DDM Public Hub Relay Agreement
Last updated: June 9, 2026
This agreement covers current and future public hub relay usage in DDM.
What a hub is
A DDM hub is any device or relay node that temporarily holds encrypted message envelopes so another DDM user can receive them later. Hubs are like BBM-era relay points: they move sealed packets, not conversations.
Zero-content access
Hubs — including your device when hub mode is enabled — may see only:
- Recipient DDM ID
- Sender hub ID (if provided)
- Envelope size and expiry
- Hop count
- Encrypted ciphertext (
ciphertext_b64)
Hubs may never access:
- Message text or attachments in readable form
- Private keys or decryption material
- Your contact list, notes, stories, or app-lock code
- Microphone recordings or camera captures
Public hub usage
DDM may allow any user to send encrypted traffic through any available hub.
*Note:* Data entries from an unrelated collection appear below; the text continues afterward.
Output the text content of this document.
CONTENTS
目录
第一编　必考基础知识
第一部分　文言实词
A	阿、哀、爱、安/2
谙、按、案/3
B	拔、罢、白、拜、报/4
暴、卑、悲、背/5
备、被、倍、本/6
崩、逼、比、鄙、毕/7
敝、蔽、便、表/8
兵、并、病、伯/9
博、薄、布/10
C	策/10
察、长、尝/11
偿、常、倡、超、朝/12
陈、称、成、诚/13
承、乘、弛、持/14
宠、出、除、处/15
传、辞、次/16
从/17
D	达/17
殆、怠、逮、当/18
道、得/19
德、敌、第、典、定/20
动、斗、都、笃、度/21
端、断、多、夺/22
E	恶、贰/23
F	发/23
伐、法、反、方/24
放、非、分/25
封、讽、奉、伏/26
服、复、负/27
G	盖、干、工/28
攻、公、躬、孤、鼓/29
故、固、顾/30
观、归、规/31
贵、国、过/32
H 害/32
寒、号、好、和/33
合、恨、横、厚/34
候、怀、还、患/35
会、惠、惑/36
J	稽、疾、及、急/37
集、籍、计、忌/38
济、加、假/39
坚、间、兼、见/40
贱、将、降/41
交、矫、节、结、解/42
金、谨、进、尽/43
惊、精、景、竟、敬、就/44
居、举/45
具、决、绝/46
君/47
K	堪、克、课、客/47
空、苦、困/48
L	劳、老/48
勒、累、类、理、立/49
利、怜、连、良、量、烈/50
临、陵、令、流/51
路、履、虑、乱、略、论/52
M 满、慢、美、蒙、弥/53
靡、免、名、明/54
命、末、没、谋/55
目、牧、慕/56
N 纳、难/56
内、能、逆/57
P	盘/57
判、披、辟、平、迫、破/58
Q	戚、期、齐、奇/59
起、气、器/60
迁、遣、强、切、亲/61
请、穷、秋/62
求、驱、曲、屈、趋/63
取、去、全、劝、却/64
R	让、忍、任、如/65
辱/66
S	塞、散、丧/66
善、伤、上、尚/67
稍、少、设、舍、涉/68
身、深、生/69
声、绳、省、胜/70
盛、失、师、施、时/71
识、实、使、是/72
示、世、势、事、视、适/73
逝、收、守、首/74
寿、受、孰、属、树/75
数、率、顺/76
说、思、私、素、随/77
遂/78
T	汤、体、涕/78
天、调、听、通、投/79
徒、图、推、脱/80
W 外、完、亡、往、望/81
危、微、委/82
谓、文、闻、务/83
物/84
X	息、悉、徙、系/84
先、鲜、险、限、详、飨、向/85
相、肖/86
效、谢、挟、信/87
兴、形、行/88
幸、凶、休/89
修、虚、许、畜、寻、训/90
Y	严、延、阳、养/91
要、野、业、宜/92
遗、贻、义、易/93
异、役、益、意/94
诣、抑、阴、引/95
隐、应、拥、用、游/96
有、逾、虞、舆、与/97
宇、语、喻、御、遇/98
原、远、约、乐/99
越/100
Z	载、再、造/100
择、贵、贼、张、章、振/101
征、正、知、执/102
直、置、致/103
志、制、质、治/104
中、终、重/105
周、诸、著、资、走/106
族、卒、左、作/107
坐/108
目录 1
This is intentional for network reach before mesh density is high. Public hubs exist only for encrypted transit and delivery.
Your responsibilities
- Keep end-to-end encryption enabled for private lanes
- Do not send unlawful content through the network
- Accept reasonable battery/data use if you enable always-on hub mode
- You may disable hub mode at any time
Future usage
Future DDM and DDMi releases may add additional relay lanes (LAN, radio, satellite gateway, etc.). Those lanes must follow the same rule: routing only, no hub content access.
Retention
Relay envelopes expire automatically (default 72 hours). Delivered or expired envelopes are removed from relay storage.